Who was this prosecutor, and what was the tower for?In 1882 Monsieur Blanc, the primary-school teacher in Brunissard, wrote:

"There were four village prosecutors. For years they were appointed and approved by the Court of Grenoble and I have seen the documents in the Chest.(1) – that is probably where the name “prosecutor” comes from. These men were endowed with extensive police powers to punish the slightest offence against the community or property, and to impose fines. For example, they could fine anyone who took wood from the main local forests such as Sapeït, Clot Long and Bois Noir, which were considered almost sacred. If the fine was not paid immediately, the prosecutors could seize an item of the offender’s household goods, a cauldron, a cooking pot, etc. as payment. As time went on, these powers were weakened. Everything I write about happened not more than a hundred years ago. It was the abuse of power which led to the prosecutors being reduced in number from four to two. They took turns and usually started duty on the day when the allocation of water from the Pinua irrigation canal was agreed. ."

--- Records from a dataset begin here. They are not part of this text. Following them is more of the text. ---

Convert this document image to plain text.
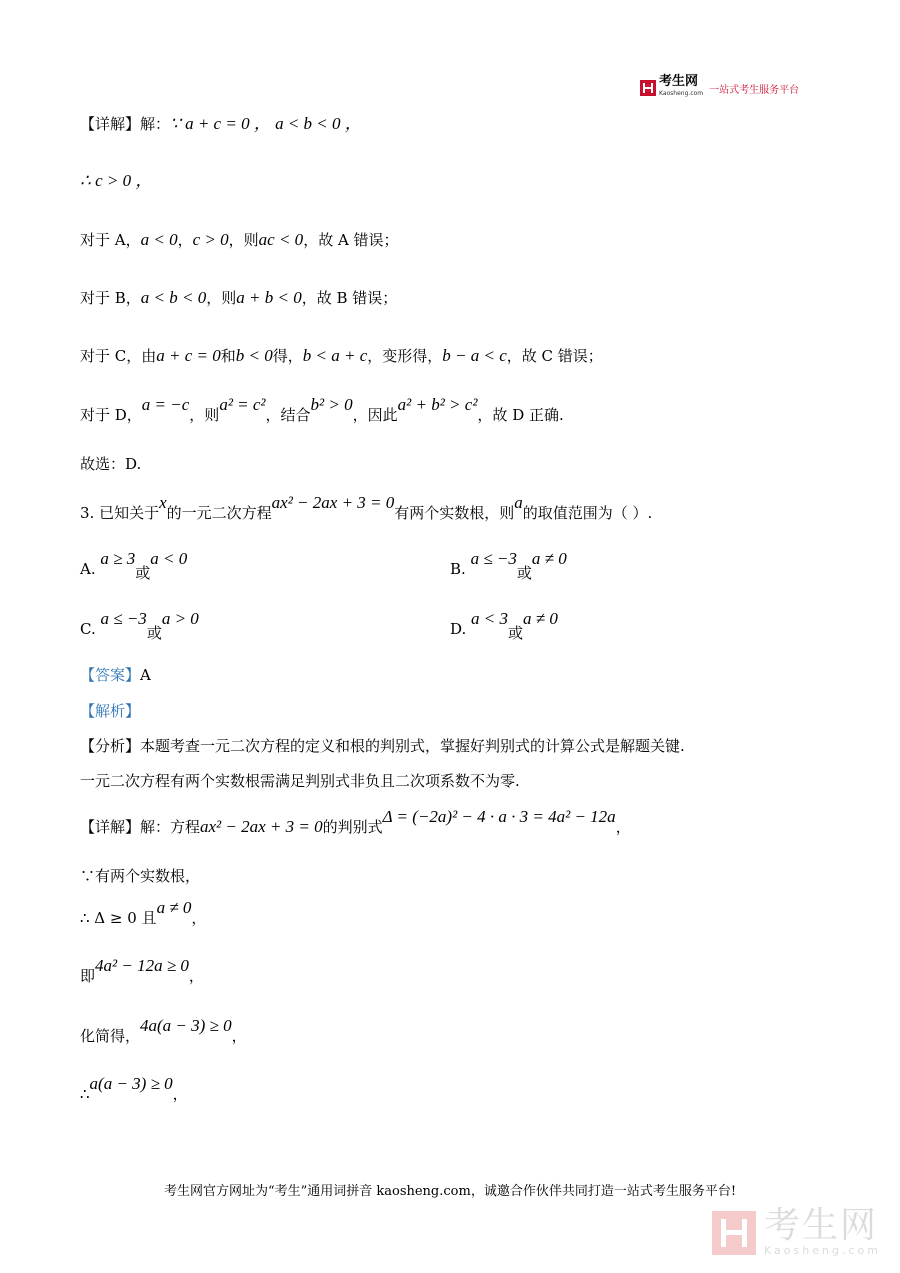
考生网
Kaosheng.com 一站式考生服务平台
【详解】解：∵ a + c = 0 ， a < b < 0 ，
∴ c > 0 ，
对于 A，a < 0，c > 0，则ac < 0，故 A 错误；
对于 B，a < b < 0，则a + b < 0，故 B 错误；
对于 C，由a + c = 0和b < 0得，b < a + c，变形得，b − a < c，故 C 错误；
对于 D，a = −c，则a² = c²，结合b² > 0，因此a² + b² > c²，故 D 正确.
故选：D.
3. 已知关于x的一元二次方程ax² − 2ax + 3 = 0有两个实数根，则a的取值范围为（ ）.
A. a ≥ 3或a < 0
B. a ≤ −3或a ≠ 0
C. a ≤ −3或a > 0
D. a < 3或a ≠ 0
【答案】A
【解析】
【分析】本题考查一元二次方程的定义和根的判别式，掌握好判别式的计算公式是解题关键.
一元二次方程有两个实数根需满足判别式非负且二次项系数不为零.
【详解】解：方程ax² − 2ax + 3 = 0的判别式Δ = (−2a)² − 4 · a · 3 = 4a² − 12a，
∵有两个实数根，
∴ Δ ≥ 0 且a ≠ 0，
即4a² − 12a ≥ 0，
化简得，4a(a − 3) ≥ 0，
∴a(a − 3) ≥ 0，
考生网官方网址为“考生”通用词拼音 kaosheng.com，诚邀合作伙伴共同打造一站式考生服务平台!
考生网
Kaosheng.com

(1) The “chest”in question contained all the archives of the community. They were destroyed in the devastating fire which wiped out the village in 1882.

 

Over time, then, the role of prosecutor changed. Their number was reduced from four to two well before 1882. Their long term of office (“they were appointed indefinitely”) was reduced to a year, and their status was lowered. No longer officials of the Court of Grenoble, they were now simply village officials. Each family in the upper and lower parts of the village took turns to provide a magistrate. Their function became the organisation of communal decisions in the village- decisions about sharing the water, moving cattle to the upland pastures, communal bread-baking, working parties for the upkeep of roads and canals, and so on.

To call the villagers to a meeting, or to sound the alarm in the event of fire, one of the prosecutors would ring the bell in the tower, hence its name of the Prosecutor’s Tower. Each family would send a representative to the meeting and he would report on the decisions taken.

Owing to changes in society and technology this simple age-old tradition has all but disappeared, but it has not been forgotten and may yet come back. Even if today canals that are no longer used are not maintained, and there is no more communal baking of bread for the whole winter, there are still work parties to maintain the track up to the chalets at Clapeyto. Each year in spring, chalet-owners delegate a family member to do a day’s labour repairing the damage caused to the track by snow, ice or water. 

In 1998, when the Prosecutor’s Tower Tower restored, in accordance with tradition, the carpenter who had done the work then stood on the roof to demonstrate the strength of his handiwork – and his own sense of balance.